Eine Gingivostomatitis herpetica – umgangssprachlich Mundfäule genannt – (Synonyme: Herpes-Gingivostomatitis; Stomatitis aphthosa; Aphthöse Stomatitis; Stomatitis herpetica; ICD-10-GM B00.2: Gingivostomatitis herpetica und Pharyngotonsillitis herpetica) ist eine entzündliche Erkrankung der Mundschleimhaut (Stomatitis) und des Zahnfleisches (Gingivitis), ausgelöst durch das Herpes-Virus (Herpes simplex-Virus Typ 1 (HSV-1)).
Bei dem Herpes-Virus handelt es sich um einen Erreger aus der Gruppe der DNA-Viren, aus der Familie Herpesviridae. Beim Menschen verursacht das Virus Haut- und Schleimhautausschläge.

Der Mensch stellt zurzeit das einzige relevante Erregerreservoir dar.

Vorkommen: Die Infektion tritt weltweit auf.

Die Kontagiosität (Ansteckungskraft bzw. Übertragungsfähigkeit des Erregers) des Herpes simplex-Virus Typ 1 ist sehr hoch. Die Durchseuchung liegt bei über 90 % der Bevölkerung (in Deutschland).

Die Übertragung (Infektionsweg) des HSV-1-Typs erfolgt oral durch Speichel (Tröpfcheninfektion) und als Schmierinfektion.
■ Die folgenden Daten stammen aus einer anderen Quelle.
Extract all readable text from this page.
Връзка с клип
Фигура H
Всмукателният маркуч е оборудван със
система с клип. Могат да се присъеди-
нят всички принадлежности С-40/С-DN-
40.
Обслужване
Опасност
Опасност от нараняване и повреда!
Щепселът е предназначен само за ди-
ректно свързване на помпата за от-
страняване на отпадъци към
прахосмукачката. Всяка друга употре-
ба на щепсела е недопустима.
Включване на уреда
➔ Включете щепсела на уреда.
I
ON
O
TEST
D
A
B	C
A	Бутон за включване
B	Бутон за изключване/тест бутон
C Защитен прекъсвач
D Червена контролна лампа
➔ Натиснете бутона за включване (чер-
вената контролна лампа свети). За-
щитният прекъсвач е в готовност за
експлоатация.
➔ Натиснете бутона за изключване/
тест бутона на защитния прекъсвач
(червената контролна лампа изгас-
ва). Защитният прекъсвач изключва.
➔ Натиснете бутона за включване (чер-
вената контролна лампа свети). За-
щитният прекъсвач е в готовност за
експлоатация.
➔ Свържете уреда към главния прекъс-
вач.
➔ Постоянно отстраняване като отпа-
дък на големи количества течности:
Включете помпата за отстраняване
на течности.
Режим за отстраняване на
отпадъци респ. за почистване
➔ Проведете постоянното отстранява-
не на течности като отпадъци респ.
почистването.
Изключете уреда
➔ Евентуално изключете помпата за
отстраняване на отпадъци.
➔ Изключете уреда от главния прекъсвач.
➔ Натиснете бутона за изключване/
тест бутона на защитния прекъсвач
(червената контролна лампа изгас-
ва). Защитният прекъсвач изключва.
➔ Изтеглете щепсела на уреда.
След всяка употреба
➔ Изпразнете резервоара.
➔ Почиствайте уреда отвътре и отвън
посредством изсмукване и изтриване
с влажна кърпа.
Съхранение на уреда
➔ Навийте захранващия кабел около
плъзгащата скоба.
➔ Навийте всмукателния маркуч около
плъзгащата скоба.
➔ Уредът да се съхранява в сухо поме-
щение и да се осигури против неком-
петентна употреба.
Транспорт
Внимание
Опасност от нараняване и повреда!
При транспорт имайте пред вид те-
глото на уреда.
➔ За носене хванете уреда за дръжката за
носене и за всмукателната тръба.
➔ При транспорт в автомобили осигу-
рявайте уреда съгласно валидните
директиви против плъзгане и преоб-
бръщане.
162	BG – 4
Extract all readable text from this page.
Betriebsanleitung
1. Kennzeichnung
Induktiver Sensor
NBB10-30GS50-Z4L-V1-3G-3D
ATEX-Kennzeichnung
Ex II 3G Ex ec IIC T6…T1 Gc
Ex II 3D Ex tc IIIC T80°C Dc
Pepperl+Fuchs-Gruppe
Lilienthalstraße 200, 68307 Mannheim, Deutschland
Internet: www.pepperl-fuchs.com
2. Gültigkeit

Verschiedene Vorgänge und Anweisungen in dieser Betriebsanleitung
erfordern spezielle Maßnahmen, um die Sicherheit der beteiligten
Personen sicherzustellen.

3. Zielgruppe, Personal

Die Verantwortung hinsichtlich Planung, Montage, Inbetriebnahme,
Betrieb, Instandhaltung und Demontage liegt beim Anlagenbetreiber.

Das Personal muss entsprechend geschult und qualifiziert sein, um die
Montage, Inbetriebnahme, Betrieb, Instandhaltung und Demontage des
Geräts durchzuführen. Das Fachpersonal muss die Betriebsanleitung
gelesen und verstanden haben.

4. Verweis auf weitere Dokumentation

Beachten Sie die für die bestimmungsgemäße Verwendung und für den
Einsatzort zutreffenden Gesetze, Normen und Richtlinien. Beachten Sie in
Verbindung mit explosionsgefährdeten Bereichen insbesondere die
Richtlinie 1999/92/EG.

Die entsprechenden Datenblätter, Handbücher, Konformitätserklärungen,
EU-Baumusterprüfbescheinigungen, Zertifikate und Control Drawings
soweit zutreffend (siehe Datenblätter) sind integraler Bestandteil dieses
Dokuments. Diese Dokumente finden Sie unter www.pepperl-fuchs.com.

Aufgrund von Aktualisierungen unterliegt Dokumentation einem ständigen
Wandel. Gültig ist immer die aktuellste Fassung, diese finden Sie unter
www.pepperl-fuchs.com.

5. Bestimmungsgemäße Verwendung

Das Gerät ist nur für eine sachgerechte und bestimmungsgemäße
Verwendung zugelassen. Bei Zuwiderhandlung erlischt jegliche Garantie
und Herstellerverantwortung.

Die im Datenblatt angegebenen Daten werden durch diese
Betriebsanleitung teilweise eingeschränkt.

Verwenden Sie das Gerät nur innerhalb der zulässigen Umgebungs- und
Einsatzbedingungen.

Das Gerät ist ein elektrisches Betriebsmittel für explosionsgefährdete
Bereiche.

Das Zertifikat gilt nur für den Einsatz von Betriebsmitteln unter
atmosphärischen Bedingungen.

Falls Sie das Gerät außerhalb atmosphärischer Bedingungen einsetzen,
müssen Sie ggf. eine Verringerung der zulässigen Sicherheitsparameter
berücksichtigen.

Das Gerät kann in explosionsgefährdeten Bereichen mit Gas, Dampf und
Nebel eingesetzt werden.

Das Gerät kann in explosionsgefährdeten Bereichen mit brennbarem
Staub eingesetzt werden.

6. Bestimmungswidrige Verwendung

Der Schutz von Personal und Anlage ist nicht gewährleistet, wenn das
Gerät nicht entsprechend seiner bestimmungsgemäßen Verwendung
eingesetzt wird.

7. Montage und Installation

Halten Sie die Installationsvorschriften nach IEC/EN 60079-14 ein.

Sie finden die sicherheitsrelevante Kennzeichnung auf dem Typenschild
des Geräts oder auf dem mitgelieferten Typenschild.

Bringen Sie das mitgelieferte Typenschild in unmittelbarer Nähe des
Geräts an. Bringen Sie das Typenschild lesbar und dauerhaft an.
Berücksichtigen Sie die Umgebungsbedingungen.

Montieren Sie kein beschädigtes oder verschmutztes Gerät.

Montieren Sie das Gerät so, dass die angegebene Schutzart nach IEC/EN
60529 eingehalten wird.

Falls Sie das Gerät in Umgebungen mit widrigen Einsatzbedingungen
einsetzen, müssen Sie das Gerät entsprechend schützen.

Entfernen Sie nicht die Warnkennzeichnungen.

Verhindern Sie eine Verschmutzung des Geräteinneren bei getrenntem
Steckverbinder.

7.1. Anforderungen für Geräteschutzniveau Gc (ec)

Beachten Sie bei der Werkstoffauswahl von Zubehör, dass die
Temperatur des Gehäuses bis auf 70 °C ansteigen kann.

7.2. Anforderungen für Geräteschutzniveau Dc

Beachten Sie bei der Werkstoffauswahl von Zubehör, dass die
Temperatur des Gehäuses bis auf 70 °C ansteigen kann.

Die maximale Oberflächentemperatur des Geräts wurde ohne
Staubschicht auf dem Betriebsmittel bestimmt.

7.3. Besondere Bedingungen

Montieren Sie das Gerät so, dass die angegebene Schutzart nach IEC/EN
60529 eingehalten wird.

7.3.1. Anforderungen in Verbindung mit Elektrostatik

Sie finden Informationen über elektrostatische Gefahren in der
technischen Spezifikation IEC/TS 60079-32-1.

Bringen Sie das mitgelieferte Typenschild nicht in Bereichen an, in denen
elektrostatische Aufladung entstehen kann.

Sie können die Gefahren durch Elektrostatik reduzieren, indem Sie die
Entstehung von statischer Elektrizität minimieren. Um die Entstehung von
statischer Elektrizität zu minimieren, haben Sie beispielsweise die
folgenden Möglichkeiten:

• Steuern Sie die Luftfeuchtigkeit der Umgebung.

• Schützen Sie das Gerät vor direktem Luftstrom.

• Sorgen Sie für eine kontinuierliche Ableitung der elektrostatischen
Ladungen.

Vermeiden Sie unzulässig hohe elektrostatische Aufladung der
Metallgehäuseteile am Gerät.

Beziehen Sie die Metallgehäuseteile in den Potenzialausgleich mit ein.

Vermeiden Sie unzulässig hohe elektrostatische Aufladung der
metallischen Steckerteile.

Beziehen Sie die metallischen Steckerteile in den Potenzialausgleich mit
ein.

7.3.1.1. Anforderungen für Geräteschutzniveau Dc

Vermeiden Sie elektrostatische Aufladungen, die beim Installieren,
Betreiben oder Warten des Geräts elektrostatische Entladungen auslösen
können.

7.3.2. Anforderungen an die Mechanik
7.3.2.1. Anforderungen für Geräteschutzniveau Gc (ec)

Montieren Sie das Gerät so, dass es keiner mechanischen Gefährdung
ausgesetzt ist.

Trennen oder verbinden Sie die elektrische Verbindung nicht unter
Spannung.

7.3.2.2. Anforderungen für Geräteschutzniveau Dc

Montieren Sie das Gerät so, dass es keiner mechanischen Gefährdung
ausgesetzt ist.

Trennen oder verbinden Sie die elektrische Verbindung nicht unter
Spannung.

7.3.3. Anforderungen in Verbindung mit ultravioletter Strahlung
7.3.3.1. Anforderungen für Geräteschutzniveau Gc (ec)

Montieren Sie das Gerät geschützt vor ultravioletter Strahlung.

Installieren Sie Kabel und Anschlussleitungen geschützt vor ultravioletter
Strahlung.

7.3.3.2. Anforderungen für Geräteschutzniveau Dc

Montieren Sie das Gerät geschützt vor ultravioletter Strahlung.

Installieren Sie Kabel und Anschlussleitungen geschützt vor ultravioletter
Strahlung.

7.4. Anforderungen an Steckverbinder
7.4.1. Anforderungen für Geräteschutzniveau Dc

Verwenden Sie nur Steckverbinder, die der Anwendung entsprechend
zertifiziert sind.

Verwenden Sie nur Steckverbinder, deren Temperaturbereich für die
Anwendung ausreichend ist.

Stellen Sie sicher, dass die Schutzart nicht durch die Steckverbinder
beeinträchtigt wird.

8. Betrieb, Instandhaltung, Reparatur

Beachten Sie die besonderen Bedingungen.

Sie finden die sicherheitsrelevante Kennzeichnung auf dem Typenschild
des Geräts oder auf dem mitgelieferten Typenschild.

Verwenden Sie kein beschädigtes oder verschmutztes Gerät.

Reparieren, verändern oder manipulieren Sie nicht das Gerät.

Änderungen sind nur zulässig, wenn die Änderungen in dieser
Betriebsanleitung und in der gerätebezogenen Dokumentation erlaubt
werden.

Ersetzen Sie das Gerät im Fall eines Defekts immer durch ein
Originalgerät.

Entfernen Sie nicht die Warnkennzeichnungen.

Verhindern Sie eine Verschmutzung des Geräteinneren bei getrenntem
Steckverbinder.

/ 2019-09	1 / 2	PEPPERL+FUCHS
Der Eintritt des Erregers erfolgt parenteral (der Krankheitserreger dringt nicht über den Darm ein), d. h. hierbei, er gelangt über die Haut (geringgradig verletzte Haut; perkutane Infektion) und über die Schleimhäute (permuköse Infektion) in den Körper.

Die Inkubationszeit (Zeit von der Ansteckung bis zum Ausbruch der Erkrankung) für die Primärinfektion mit HSV-1 beträgt in der Regel zwischen 2-12 Tagen.

Häufigkeitsgipfel: Die Erstinfektion tritt meist bei Kindern zwischen 10 Monaten und 3 Jahren auf, in seltenen Fällen auch im frühen Erwachsenenalter.

Verlauf und Prognose: Die Primärinfektion mit HSV-1 (Herpes simplex-Virus Typ 1) ist in den meisten Fällen klinisch inapparent, d. h. die Erkrankung tritt nicht in Erscheinung. Bei ca. 1 % der Erstmanifestation tritt es als Gingivostomatitis herpetica (Mundfäule) auf.-1 (Herpes simplex-Virus Typ 1) zum ersten Mal aktiv wird, tritt es als Gingivostomatitis herpetica (Mundfäule) auf (= Primärinfektion). Das Krankheitsbild wird dabei begleitet mit Fieber und Lymphknotenschwellung.
Die Bläschen sind für den Betroffenen meist sehr schmerzhaft und können zu deutlichen Einschränkungen beim Sprechen oder bei der Nahrungs- und Flüssigkeitsaufnahme führen. Besonders bei Kindern ist darauf zu achten, dass sie ausreichend trinken.
Nach ca. 1 Woche heilt die Erkrankung spontan (von selbst) ohne Narbenbildung ab. Erst dann ist die Erkrankung nicht mehr ansteckend.
Ein Teil des Virus verbleibt in den Ganglien (Nervenknötchen) des Körpers und kann bei geschwächtem Immunsystem als Bläschen auf den Lippen (Lippenherpes) oder in der Mund- und Nasenschleimhaut wieder auftreten.

Impfung: Eine Schutzimpfung gegen Gingivostomatitis herpetica bzw. Herpes simplex-Viren steht bislang nicht zur Verfügung, befindet sich aber in der Entwicklung.